Stephen Lacey: If you could make any one change, whether it be a policy, a regulatory change, or some kind of tech change, what would it be? And Michelle, I'll start with you. If you were a regulator for a day, what's the most important decision that you would make to ensure we meet this new demand as cleanly as possible?

Michelle Solomon: Yeah, I mean, again, one of the biggest questions we have right now is just about the speed at which this new load is going to come online. So if I were a regulator, I would really want to be asking utilities what they are doing to be able to use their existing resources as much as possible? So do they have existing interconnection rights where they can put new wind and solar and batteries so that they don't have to wait as long in the interconnection queue? What lines would be great candidates for advanced conductors to allow more transmission capacity to come online? Can they increase the size of already planned clean projects that do have interconnection points already? So how can they improve their interconnection process to move projects through faster? So I think I would really focus on that set of questions if I were a regulator.

Stephen Lacey: Brian, could be a tech change or a regulatory change or something. Anything.

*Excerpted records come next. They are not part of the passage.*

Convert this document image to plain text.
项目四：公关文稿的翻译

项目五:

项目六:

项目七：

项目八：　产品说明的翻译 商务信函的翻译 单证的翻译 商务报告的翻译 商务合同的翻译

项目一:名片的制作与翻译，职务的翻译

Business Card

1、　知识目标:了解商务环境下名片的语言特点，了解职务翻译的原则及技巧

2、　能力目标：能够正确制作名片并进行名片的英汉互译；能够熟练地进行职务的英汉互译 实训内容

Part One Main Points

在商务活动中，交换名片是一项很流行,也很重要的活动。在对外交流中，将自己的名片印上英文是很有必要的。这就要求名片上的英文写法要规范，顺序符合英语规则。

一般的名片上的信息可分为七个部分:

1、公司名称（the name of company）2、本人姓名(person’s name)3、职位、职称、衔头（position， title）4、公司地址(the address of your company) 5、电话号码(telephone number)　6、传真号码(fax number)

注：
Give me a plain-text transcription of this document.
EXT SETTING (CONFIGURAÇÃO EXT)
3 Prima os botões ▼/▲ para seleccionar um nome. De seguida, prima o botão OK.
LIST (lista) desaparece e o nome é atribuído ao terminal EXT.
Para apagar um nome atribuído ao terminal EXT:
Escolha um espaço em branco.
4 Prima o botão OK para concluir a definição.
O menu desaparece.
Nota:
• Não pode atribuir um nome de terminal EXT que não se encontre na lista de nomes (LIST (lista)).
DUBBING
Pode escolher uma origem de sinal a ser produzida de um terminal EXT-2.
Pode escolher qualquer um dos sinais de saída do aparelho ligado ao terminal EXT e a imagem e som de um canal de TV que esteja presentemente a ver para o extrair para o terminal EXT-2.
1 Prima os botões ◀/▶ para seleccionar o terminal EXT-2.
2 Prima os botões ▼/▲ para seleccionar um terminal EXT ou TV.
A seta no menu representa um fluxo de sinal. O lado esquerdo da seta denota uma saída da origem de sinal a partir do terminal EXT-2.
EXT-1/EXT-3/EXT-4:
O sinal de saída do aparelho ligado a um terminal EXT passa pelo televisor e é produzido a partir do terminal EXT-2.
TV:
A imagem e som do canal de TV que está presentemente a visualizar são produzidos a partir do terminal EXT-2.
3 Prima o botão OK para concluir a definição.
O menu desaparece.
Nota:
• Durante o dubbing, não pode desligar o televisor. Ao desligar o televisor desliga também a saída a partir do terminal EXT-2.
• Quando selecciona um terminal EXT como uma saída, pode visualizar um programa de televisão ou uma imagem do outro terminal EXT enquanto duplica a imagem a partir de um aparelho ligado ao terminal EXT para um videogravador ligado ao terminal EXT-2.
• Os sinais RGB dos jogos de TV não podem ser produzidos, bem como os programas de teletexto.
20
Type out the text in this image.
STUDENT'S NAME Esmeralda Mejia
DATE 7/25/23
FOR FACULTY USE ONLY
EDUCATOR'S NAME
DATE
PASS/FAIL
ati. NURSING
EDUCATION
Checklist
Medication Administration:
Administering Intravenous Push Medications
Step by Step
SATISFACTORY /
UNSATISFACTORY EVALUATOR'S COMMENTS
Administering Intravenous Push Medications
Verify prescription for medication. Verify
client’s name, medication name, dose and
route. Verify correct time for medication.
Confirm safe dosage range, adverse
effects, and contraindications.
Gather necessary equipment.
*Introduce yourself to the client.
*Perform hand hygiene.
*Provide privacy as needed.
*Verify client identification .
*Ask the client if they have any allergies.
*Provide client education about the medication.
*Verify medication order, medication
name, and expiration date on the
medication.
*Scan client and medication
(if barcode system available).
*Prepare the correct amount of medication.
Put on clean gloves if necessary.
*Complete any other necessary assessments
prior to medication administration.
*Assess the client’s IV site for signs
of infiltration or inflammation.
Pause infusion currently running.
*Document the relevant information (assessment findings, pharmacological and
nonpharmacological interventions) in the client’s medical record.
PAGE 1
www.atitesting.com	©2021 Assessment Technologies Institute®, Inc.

Brian Janous: I think it would be forcing data centers to become more dispatchable in their operations. And we've seen that in other countries, as grids have become constrained and concentrated, regulators have turned to data centers and saying, "Okay, what can you do? I mean, you already have some of these assets behind your meter. How can you innovate? How can you optimize?" Because as Michelle said, not all data centers can co-locate with generation. They have to really think about how can they become more part of the grid. And part of the grid in the future means becoming more flexible and becoming more dispatchable. And so that's what I would like to see happen. And I think we're starting to see some of that. And I think that trend is going to increase dramatically in the next few years.

Stephen Lacey: John, final word.

John Belizaire: I would do a 10 ideas exercise. If you're a utility, something we do at Soluna to solve hard problems. We get everybody in the room and we basically come up with 10 really strong ideas to address the problem that thinks laterally. And if you can't come up with 10, come up with 20. If you can't come up with 20, come up with 30. There's no dumb ideas. And I guarantee you out of that in wherever you're located, you'll come up with very clever ways to address the potential constraints that you have in your particular grid location. So think differently about how to look at processes, relationships. Maybe data centers shouldn't be at population centers anymore. They should all be behind the meter and be dispatchable processes. And try to think about how to create new protocols that encourage that behavior, that gives you growth and helps you to address some of your constraints as well.

Stephen Lacey: John Belizaire is CEO of Soluna. Brian Janous is the co-founder of Cloverleaf Infrastructure. Michelle Solomon is a senior policy analyst at Energy Innovation. We are going to link to some resources in our wrap-up written by Michelle and her team at Energy Innovation. We'll also include links to Cloverleaf and to Soluna so you can check out more about them. Thank you all so much. This was such a good conversation. A lot of really creative ideas here and grounding on this issue. And of course, you can check out our coverage at latitudemedia.com. Check out our utility AI insights report at latitudemedia.com/research. We are covering this in all kinds of ways, both solutions for AI out in the power sector, and also solutions to the power demand issue. And we'll be covering this on our podcasts as well. So thank you all so much for joining us. We really appreciate it. I'm Stephen Lacey with Latitude Media.